You may not know him, but you know his songs. My friend James, who knows music much better than I, described Whitefield this way:

"{Whitfield} wrote many hits for the Motown stable of stars, rivaled there only by the equally genius writing trio of Holland/Dozier/Holland. His hits were varied and numerous...His ability to weave a tune, then get the "Funk Brothers" to transpose his raw ideas into memorable hooks and signature bass lines were legendary; no one in the industry was ever able to match or copy it; he had a "lock" on that musical brand which became the very definition of "sophisticated soul/funk" from 1963 until 1974."

Soul Patrol, an on-line site dedicated to R&B, was even more assertive:

"
No one in the media will cover this, but this is hands down the most tragic of the losses we've sustained this year, even moreso than the loss of Isaac Hayes. No one had more influence on complete revolutionizing Motown and its transition from party music in its early days to the social relevance and taking the pulse of American culture than Norman Whitfield...He was the bridge that kept the company going after Holland-Dozier-Holland (rightfully) bolted. Very simply, Mr. Whitfield single-handedly changed the framework of Black popular music, making the intersection between Southern soul/funk, urban cool, rock rebellion and sophisticated pop."

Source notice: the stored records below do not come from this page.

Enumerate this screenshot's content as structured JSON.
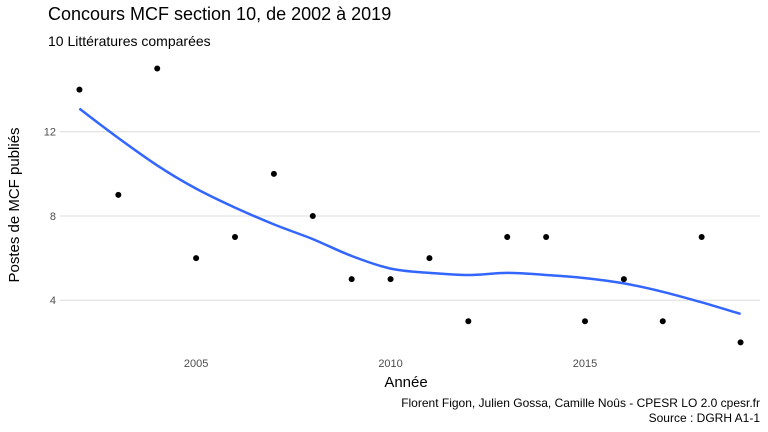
{
  "chart_data": {
    "type": "scatter",
    "title": "Concours MCF section 10, de 2002 à 2019",
    "subtitle": "10 Littératures comparées",
    "xlabel": "Année",
    "ylabel": "Postes de MCF publiés",
    "x_ticks": [
      2005,
      2010,
      2015
    ],
    "y_ticks": [
      4,
      8,
      12
    ],
    "xlim": [
      2001.5,
      2019.5
    ],
    "ylim": [
      1.4,
      15.5
    ],
    "grid": "horizontal major",
    "legend": "none",
    "series": [
      {
        "type": "scatter",
        "color": "#000000",
        "x": [
          2002,
          2003,
          2004,
          2005,
          2006,
          2007,
          2008,
          2009,
          2010,
          2011,
          2012,
          2013,
          2014,
          2015,
          2016,
          2017,
          2018,
          2019
        ],
        "y": [
          14,
          9,
          15,
          6,
          7,
          10,
          8,
          5,
          5,
          6,
          3,
          7,
          7,
          3,
          5,
          3,
          7,
          2
        ]
      },
      {
        "type": "line",
        "smooth": true,
        "color": "#3366ff",
        "x": [
          2002,
          2003,
          2004,
          2005,
          2006,
          2007,
          2008,
          2009,
          2010,
          2011,
          2012,
          2013,
          2014,
          2015,
          2016,
          2017,
          2018,
          2019
        ],
        "y": [
          13.1,
          11.7,
          10.4,
          9.3,
          8.4,
          7.6,
          6.9,
          6.1,
          5.5,
          5.3,
          5.2,
          5.3,
          5.2,
          5.05,
          4.8,
          4.4,
          3.9,
          3.35
        ]
      }
    ],
    "caption": [
      "Florent Figon, Julien Gossa, Camille Noûs - CPESR LO 2.0 cpesr.fr",
      "Source : DGRH A1-1"
    ]
  }
}
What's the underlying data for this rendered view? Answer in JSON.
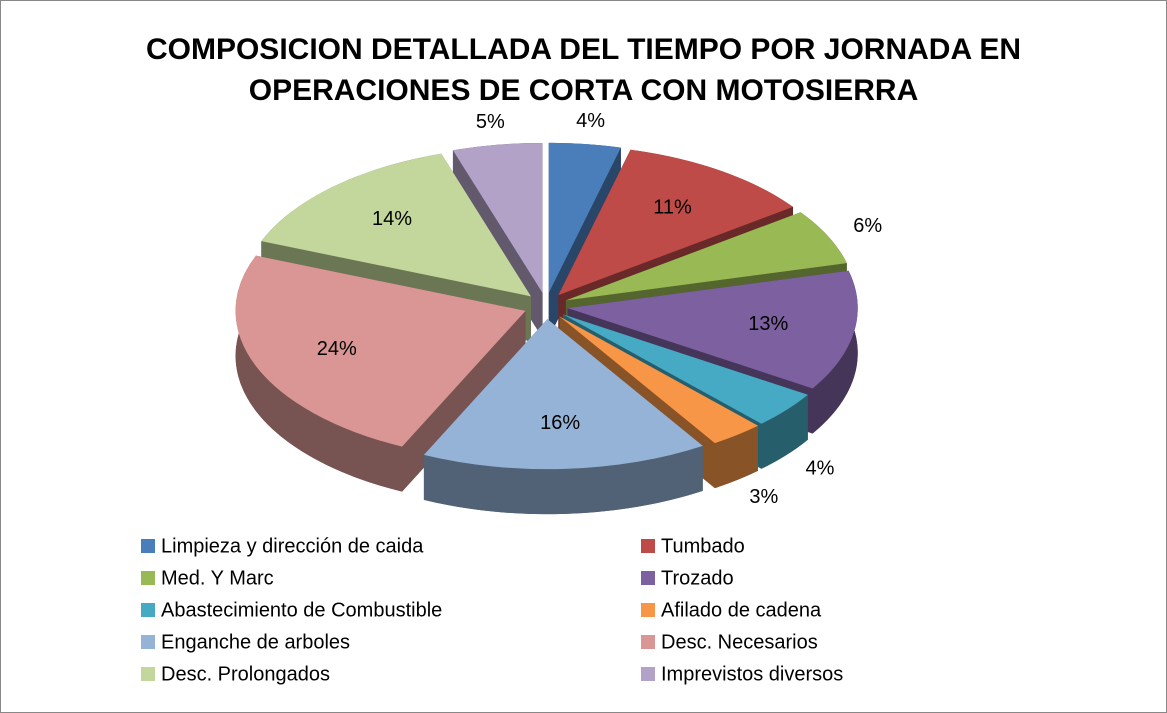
{
  "chart_data": {
    "type": "pie",
    "title": "COMPOSICION DETALLADA DEL TIEMPO POR JORNADA EN OPERACIONES DE CORTA CON MOTOSIERRA",
    "categories": [
      "Limpieza y dirección de caida",
      "Tumbado",
      "Med. Y Marc",
      "Trozado",
      "Abastecimiento de  Combustible",
      "Afilado de cadena",
      "Enganche de arboles",
      "Desc. Necesarios",
      "Desc. Prolongados",
      "Imprevistos diversos"
    ],
    "values": [
      4,
      11,
      6,
      13,
      4,
      3,
      16,
      24,
      14,
      5
    ],
    "value_labels": [
      "4%",
      "11%",
      "6%",
      "13%",
      "4%",
      "3%",
      "16%",
      "24%",
      "14%",
      "5%"
    ],
    "colors": [
      "#4a7ebb",
      "#be4b48",
      "#98b954",
      "#7d60a0",
      "#46aac5",
      "#f79646",
      "#95b3d7",
      "#d99694",
      "#c3d69b",
      "#b3a2c7"
    ],
    "legend": "bottom"
  }
}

From the age of 19, Norman hung around the studio, playing tamborine for Edwin Starr at Motown Records, known as "Hitsville U.S.A." He got his break when he began producing songs for the Temptations. Between 1966 and 1974, Whitfield wrote and produced numerous songs for the Temptations,
including "Papa was a rolling stone," "I wish it would rain," "Girl, why do you want to make me blue?" "Beauty is only skin deep," "I know I'm losing you," "Ain't too proud to beg," "You're my everything," "Cloud nine, "I can't get next to you," "Psychedelic Shack," "Ball of confusion," "Just my imagination" and many others. In fact, Whitfield wrote and produced so many hits for this group that he was called "the man behind the Temptations." But he wrote and produced others as well.

The songs he wrote and produced for Marvin Gaye included "Heard it through the grapevine," "Pride and Joy," "Too busy thinking about my baby," among others. He wrote and produced "I heard it through the grapevine,"End of our road," and "Friendship train" for Gladys Knight and the Pips. And he wrote "Car wash," "I'm going down," and "Wishing on a star" for Rose Royce.

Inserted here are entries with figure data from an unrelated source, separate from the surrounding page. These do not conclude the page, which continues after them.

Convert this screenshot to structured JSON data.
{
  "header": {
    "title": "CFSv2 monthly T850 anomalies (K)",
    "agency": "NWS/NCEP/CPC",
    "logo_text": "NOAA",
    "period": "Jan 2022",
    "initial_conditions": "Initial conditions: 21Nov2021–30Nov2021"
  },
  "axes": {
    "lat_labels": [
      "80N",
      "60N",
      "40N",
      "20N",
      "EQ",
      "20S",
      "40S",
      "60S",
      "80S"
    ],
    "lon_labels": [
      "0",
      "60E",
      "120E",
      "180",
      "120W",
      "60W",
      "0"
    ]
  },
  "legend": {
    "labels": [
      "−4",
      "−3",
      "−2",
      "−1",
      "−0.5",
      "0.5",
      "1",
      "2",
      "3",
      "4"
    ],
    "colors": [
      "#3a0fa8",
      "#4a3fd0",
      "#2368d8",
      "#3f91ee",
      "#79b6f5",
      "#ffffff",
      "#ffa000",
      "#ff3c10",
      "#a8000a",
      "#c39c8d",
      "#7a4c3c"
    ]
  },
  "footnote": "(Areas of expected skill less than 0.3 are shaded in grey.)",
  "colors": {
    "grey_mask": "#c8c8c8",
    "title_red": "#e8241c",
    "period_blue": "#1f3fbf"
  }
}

In 1973, Whitfield left Motown and started his own record producing company. Except for the hit "Car wash," he was unable to come near the success he achieved with acts like The Temptations, Marvin Gaye and Gladys Knight and the Pips. But perhaps more than any other single individual, Whitfield was responsible for what was called "the Motown sound."

Another mighty oak has fallen in the forrest; and, Norman, the daddy remembers you. You, too, made a lot of dreams come true.